AMA Acknowledges Obesity As A Disease

June 19, 2013

"RESOLVED, That our American Medical Association recognize obesity as a disease state with multiple pathophysiological aspects requiring a range of interventions to advance obesity treatment and prevention."

In an annual meeting in Chicago yesterday, an overwhelming vote by 524 members of the American Medical Association's (AMA) policy-making House of Delegates resulted in an official endorsement recognizing obesity as a disease.  It is their hope that by doing so, more treatment options, preventative programs and education, as well as better reimbursement for treating individuals fighting obesity will bring forth better health outcomes.

“Recognizing obesity as a disease will help change the way the medical community tackles this complex issue that affects approximately one in three Americans,” said  Dr. Patrice Harris, a board member of the AMA.  "The AMA is committed to improving health outcomes and is working to reduce the incidence of cardiovascular disease and type 2 diabetes which are often linked to obesity."

Although the AMA's recognition does not impact any legal influences, it will impact how obesity is treated in the future and will significantly affect what is covered or not covered in many health insurance policies.

The measure to classify obesity as a disease was met with some opposition.
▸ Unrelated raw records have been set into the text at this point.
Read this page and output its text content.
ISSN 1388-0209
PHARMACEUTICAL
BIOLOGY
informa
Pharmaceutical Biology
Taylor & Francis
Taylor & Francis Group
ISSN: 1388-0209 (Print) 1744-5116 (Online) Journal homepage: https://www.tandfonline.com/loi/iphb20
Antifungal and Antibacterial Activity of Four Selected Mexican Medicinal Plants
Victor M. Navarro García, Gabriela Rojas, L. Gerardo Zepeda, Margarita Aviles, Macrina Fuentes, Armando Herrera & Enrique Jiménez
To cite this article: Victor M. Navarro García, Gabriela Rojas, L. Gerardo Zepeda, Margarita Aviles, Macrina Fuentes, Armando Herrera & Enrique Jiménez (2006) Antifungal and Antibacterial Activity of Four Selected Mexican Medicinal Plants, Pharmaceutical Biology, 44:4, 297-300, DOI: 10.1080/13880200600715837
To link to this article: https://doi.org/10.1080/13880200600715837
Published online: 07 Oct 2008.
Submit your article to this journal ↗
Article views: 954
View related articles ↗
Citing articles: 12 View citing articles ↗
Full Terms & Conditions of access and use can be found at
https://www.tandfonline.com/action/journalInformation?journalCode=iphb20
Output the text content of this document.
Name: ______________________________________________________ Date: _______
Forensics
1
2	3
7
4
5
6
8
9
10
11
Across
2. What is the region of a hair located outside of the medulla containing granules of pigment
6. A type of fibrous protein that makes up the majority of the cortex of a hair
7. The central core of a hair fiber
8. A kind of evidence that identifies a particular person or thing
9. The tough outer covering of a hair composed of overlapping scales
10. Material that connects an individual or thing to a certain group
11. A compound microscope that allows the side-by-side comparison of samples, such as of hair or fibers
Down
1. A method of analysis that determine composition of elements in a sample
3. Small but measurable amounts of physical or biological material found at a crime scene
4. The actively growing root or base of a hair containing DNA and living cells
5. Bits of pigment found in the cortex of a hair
The House of Delegates voted against the recommendation of AMA's Council on Science and Public Health which did not support the decision. In a 14-page report released Monday and after a year long study, the Science and Public Health council says that obesity should not be recognized as a disease mostly because the measure to define obesity, the BMI, is flawed.
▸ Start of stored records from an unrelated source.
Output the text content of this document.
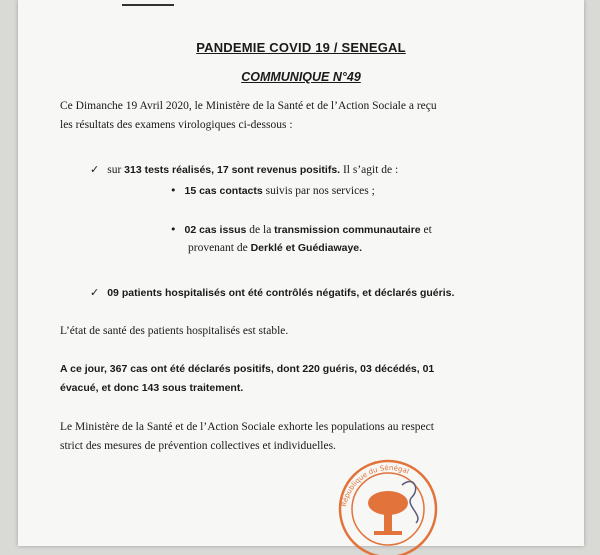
PANDEMIE COVID 19 / SENEGAL
COMMUNIQUE N°49

Ce Dimanche 19 Avril 2020, le Ministère de la Santé et de l’Action Sociale a reçu

les résultats des examens virologiques ci-dessous :

✓ sur 313 tests réalisés, 17 sont revenus positifs. Il s’agit de :

• 15 cas contacts suivis par nos services ;

• 02 cas issus de la transmission communautaire et

provenant de Derklé et Guédiawaye.

✓ 09 patients hospitalisés ont été contrôlés négatifs, et déclarés guéris.

L’état de santé des patients hospitalisés est stable.

A ce jour, 367 cas ont été déclarés positifs, dont 220 guéris, 03 décédés, 01

évacué, et donc 143 sous traitement.

Le Ministère de la Santé et de l’Action Sociale exhorte les populations au respect

strict des mesures de prévention collectives et individuelles.

République du Sénégal
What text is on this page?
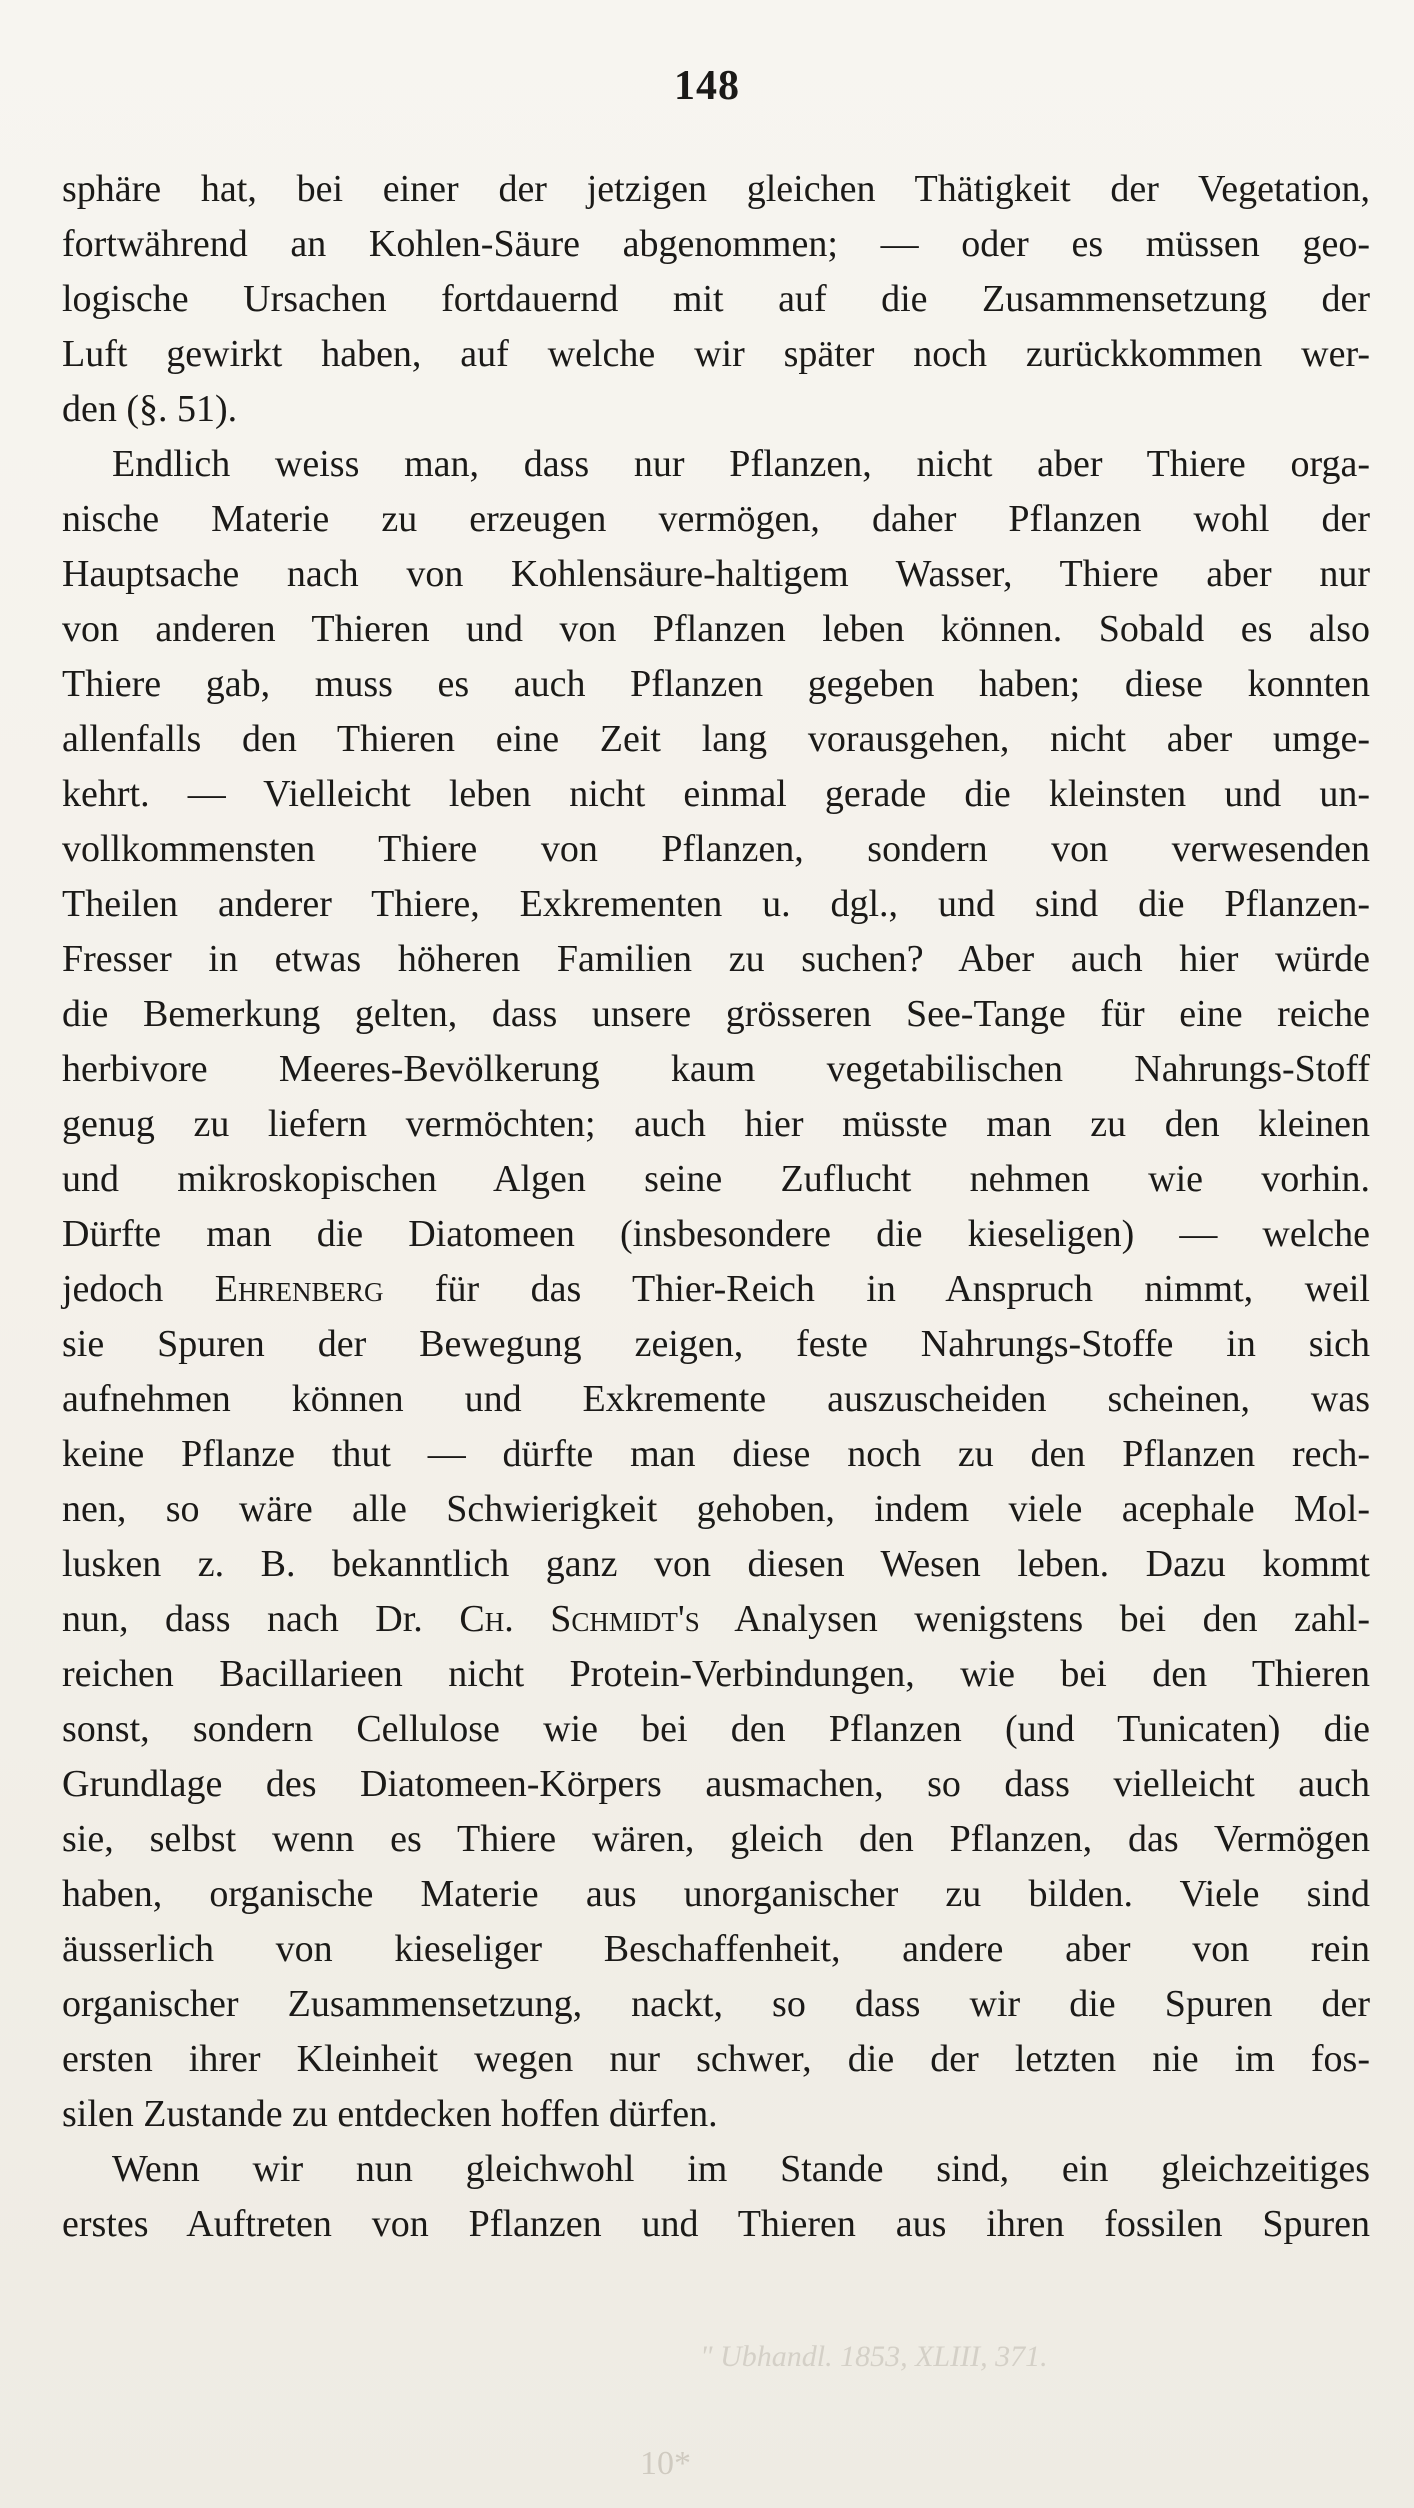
148
sphäre hat, bei einer der jetzigen gleichen Thätigkeit der Vegetation,
fortwährend an Kohlen-Säure abgenommen; — oder es müssen geo-
logische Ursachen fortdauernd mit auf die Zusammensetzung der
Luft gewirkt haben, auf welche wir später noch zurückkommen wer-
den (§. 51).
Endlich weiss man, dass nur Pflanzen, nicht aber Thiere orga-
nische Materie zu erzeugen vermögen, daher Pflanzen wohl der
Hauptsache nach von Kohlensäure-haltigem Wasser, Thiere aber nur
von anderen Thieren und von Pflanzen leben können. Sobald es also
Thiere gab, muss es auch Pflanzen gegeben haben; diese konnten
allenfalls den Thieren eine Zeit lang vorausgehen, nicht aber umge-
kehrt. — Vielleicht leben nicht einmal gerade die kleinsten und un-
vollkommensten Thiere von Pflanzen, sondern von verwesenden
Theilen anderer Thiere, Exkrementen u. dgl., und sind die Pflanzen-
Fresser in etwas höheren Familien zu suchen? Aber auch hier würde
die Bemerkung gelten, dass unsere grösseren See-Tange für eine reiche
herbivore Meeres-Bevölkerung kaum vegetabilischen Nahrungs-Stoff
genug zu liefern vermöchten; auch hier müsste man zu den kleinen
und mikroskopischen Algen seine Zuflucht nehmen wie vorhin.
Dürfte man die Diatomeen (insbesondere die kieseligen) — welche
jedoch Ehrenberg für das Thier-Reich in Anspruch nimmt, weil
sie Spuren der Bewegung zeigen, feste Nahrungs-Stoffe in sich
aufnehmen können und Exkremente auszuscheiden scheinen, was
keine Pflanze thut — dürfte man diese noch zu den Pflanzen rech-
nen, so wäre alle Schwierigkeit gehoben, indem viele acephale Mol-
lusken z. B. bekanntlich ganz von diesen Wesen leben. Dazu kommt
nun, dass nach Dr. Ch. Schmidt's Analysen wenigstens bei den zahl-
reichen Bacillarieen nicht Protein-Verbindungen, wie bei den Thieren
sonst, sondern Cellulose wie bei den Pflanzen (und Tunicaten) die
Grundlage des Diatomeen-Körpers ausmachen, so dass vielleicht auch
sie, selbst wenn es Thiere wären, gleich den Pflanzen, das Vermögen
haben, organische Materie aus unorganischer zu bilden. Viele sind
äusserlich von kieseliger Beschaffenheit, andere aber von rein
organischer Zusammensetzung, nackt, so dass wir die Spuren der
ersten ihrer Kleinheit wegen nur schwer, die der letzten nie im fos-
silen Zustande zu entdecken hoffen dürfen.
Wenn wir nun gleichwohl im Stande sind, ein gleichzeitiges
erstes Auftreten von Pflanzen und Thieren aus ihren fossilen Spuren
" Ubhandl. 1853, XLIII, 371.
10*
“Given the existing limitations of BMI to diagnose obesity in clinical practice, it is unclear that recognizing obesity as a disease, as opposed to a ‘condition’ or ‘disorder,’ will result in improved health outcomes,” the council wrote. It is also their conclusion that obesity is not an illness but instead results from personal choices to overeat or live a sedentary lifestyle.

Recognizing obesity as a disease has been a long time hope of Morgan Downey, an advocate for individuals fighting obesity and publisher of the online Downey Obesity Report.  He says that recognizing obesity as a disease will result in physicians taking obesity more seriously. Downy co-authored a paper in 2008 in which the Obesity Society officially supported recognizing obesity as a disease.

Several national doctor groups were amongst those who supported the resolution.  They include: the American College of Surgeons, American College of Cardiology, American Association of Clinical Endocrinologists, and the American Urological Association, just to name a few.

“The suggestion that obesity is not a disease but rather a consequence of a chosen lifestyle exemplified by overeating and/or inactivity is equivalent to suggesting that lung cancer is not a disease because it was brought about by individual choice to smoke cigarettes,” the resolution said.